4. Overriding the equals method requires overriding the hashCode method.

Finally we come to the age-old question, which is mentioned in various sources, “overwrite the hashcode as well as the equals”. Let’s take a small example to see what happens if we override equals without overriding the hashcode.

public class MyTest {
    private static class Person{
        int idCard;
        String name;

        public Person(int idCard, String name) {
            this.idCard = idCard;
            this.name = name;
        }
        @Override
        public boolean equals(Object o) {
            if (this == o) {
                return true;
            }
            if (o == null || getClass() != o.getClass()){
                return false;
            }
            Person person = (Person) o;
            //两个对象是否等值，通过idCard来确定
            return this.idCard == person.idCard;
        }

    }
    public static void main(String []args){
        HashMap<Person,String> map = new HashMap<Person, String>();
        Person person = new Person(1234,"乔峰");
        //put到hashmap中去
        map.put(person,"天龙八部");
        //get取出，从逻辑上讲应该能输出“天龙八部”
        System.out.println("结果:"+map.get(new Person(1234,"萧峰")));
    }
}

实际输出结果：null

This result is easy to understand if we already have some understanding of the principles of HashMap. Although the keys we use for the get and put operations are logically equivalent (equal by comparison with equals), there is no overriding of the hashCode method, so that for the put operation, key(hashcode1)->hash-> indexFor->final index position. Whereas when retrieving values by key key(hashcode1)->hash->indexFor->final index position, as hashcode1 is not equal to hashcode2, an array of positions is not located and the value is not retrieved. The logically incorrect value null is returned (it is also possible to happen to locate an array of positions. But it also determines whether its entry hash value is equal, as mentioned in the get method above).

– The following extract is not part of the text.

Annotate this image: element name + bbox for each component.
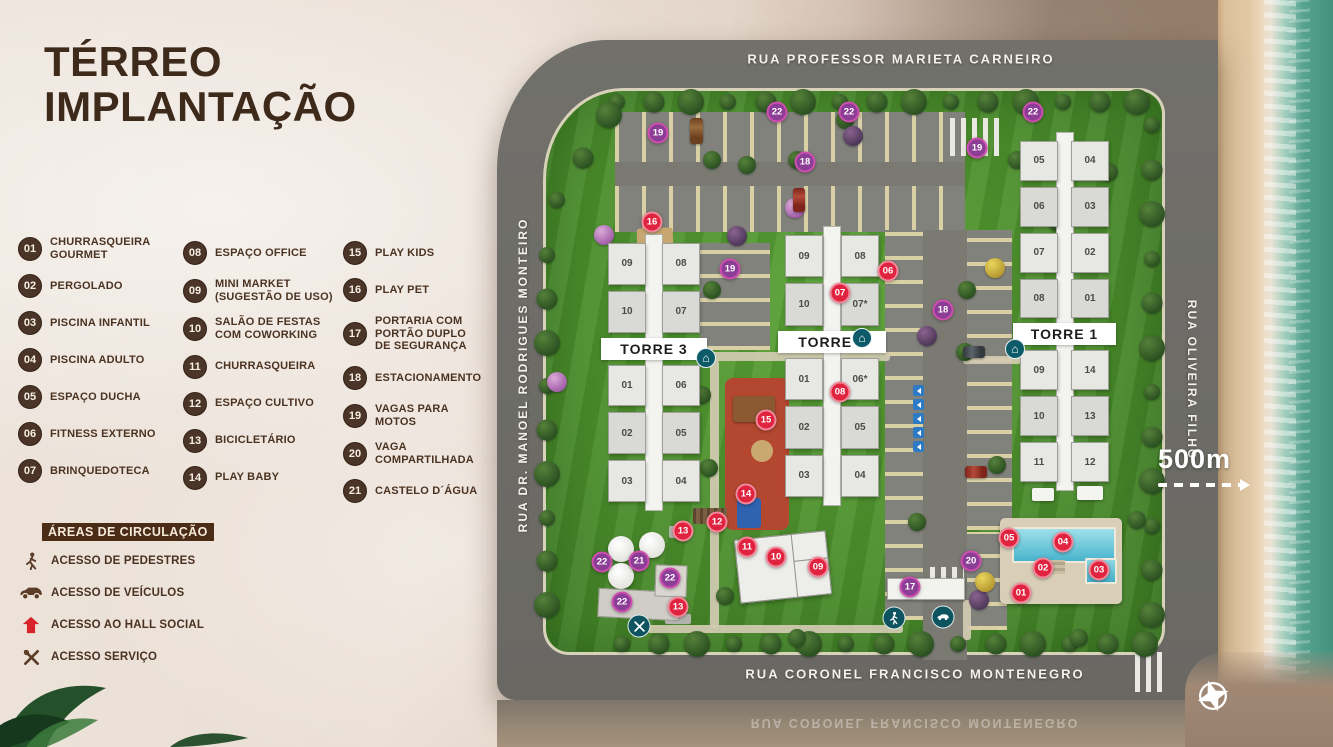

So, when rewriting the methods of equals, care must be taken to rewrite the hashCode method. It is also important to ensure that calls to the hashCode method return the same integer value for two objects that are judged to be equal by equals. If the equals judge two objects that are not equal, the hashCode can be the same (hash conflicts will occur and should be avoided).

5. Performance optimisation of HashMap in JDK 1.8

What if there is too much data on an array of slots on the chain (i.e. the zip is too long) causing a drop in performance?
JDK1.8 has added a red and black tree on the basis of JDK1.7 to optimise the HashMap. That is to say, when the chain table exceeds 8, the chain table will be converted into a red and black tree to improve the performance of HashMap by taking advantage of the rapid addition, deletion and rechecking of the red and black tree, in which the insertion, deletion and search algorithms of the red and black tree will be used.

Attachment: HashMap put method logic diagram (JDK 1.8)

logic diagram of put method

打赏

版权声明： 本博客所有文章除特别声明外，著作权归作者所有。转载请注明出处！